Crusade is freaking high art compared to Legend of the Rangers, and you don't even have to get to the loltastic weapon system for that.

Milkfred E. Moore
Aug 27, 2006

'It's easier to imagine the end of the world than the end of capitalism.'

pentyne posted:

Can we all take a minute to appreciate just how incredible it was that there were actually interesting moments in Crusade? I mean holy poo poo even by 1998/9 standards it was completely terrible. What happened to JMS after Thirdspace that he ok'd anything and everything that was a waste of the IP?
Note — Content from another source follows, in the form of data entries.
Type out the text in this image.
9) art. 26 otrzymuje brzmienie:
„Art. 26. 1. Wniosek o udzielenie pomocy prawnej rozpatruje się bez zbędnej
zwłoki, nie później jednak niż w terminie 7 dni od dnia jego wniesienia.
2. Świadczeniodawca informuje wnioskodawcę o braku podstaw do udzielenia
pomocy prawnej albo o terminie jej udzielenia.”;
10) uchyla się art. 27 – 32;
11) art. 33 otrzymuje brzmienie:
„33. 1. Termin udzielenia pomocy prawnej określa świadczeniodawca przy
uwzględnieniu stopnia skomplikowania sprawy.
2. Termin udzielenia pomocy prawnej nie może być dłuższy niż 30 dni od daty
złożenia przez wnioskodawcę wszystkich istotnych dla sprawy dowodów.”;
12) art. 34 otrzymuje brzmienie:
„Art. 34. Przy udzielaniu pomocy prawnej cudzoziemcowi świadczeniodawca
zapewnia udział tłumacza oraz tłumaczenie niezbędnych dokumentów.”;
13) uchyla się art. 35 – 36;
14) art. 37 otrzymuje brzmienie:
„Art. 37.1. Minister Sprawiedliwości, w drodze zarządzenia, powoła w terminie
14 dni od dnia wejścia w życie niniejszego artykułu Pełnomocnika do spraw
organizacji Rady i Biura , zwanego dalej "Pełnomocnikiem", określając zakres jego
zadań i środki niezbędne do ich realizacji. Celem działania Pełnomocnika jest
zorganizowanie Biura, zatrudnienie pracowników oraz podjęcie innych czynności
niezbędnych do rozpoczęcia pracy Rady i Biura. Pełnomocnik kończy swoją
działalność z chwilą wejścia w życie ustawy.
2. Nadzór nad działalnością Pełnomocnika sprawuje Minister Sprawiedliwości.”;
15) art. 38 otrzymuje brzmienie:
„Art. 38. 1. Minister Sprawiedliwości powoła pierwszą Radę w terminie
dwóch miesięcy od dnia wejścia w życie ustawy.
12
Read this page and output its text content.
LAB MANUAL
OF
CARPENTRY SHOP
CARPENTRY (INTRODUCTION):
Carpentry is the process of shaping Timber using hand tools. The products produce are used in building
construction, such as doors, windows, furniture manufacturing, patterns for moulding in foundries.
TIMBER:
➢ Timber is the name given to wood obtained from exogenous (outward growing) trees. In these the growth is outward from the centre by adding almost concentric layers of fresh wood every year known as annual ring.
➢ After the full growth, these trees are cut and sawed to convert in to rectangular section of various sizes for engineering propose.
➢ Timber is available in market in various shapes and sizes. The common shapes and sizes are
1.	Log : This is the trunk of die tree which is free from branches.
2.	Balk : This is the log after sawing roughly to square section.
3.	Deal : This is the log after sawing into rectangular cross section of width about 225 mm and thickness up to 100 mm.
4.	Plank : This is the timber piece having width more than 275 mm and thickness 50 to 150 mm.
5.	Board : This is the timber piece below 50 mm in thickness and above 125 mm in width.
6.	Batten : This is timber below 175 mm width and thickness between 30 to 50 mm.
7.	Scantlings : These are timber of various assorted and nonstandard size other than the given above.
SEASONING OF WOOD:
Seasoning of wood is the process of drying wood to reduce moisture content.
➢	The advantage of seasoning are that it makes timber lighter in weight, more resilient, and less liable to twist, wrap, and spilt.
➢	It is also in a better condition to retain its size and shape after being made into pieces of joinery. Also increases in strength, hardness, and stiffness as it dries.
Crusade seems like it was one half flawed idea, one half studio meddling. TNT did nothing good to it but I don't think it was really that great in the first place. I always thought the Excalibur was an ugly design; its sets were definitely uglier than B5's. The music was terrible compared to Franke. The story, by the sounds of things, seemed like it would've become very similar to B5 (The plague would've been cured early and then the crew would've been fighting an EA conspiracy based around shadowtech). More technomages, the guys who were maybe the worst part of B5 and yet became increasingly prominent as time went on. And an approach to things that was a bit more... magical than B5's hardness. A box that mind controls people, a magical sword, etc. etc.

It barely felt like a Babylon 5 thing at all. It felt like a Star Trek knock-off.

I think JMS might've just tapped his creative well dry after B5.

Farmer Crack-Ass
Jan 2, 2001

this is me posting irl
Were Douglas Netter or Harlan Ellison involved after the main series? Maybe the spinoffs were what happened when JMS didn't have them around to check him.

Grand Fromage
Jan 30, 2006

L-l-look at you bar-bartender, a-a pa-pathetic creature of meat and bone, un-underestimating my l-l-liver's ability to metab-meTABolize t-toxins. How can you p-poison a perfect, immortal alcohOLIC?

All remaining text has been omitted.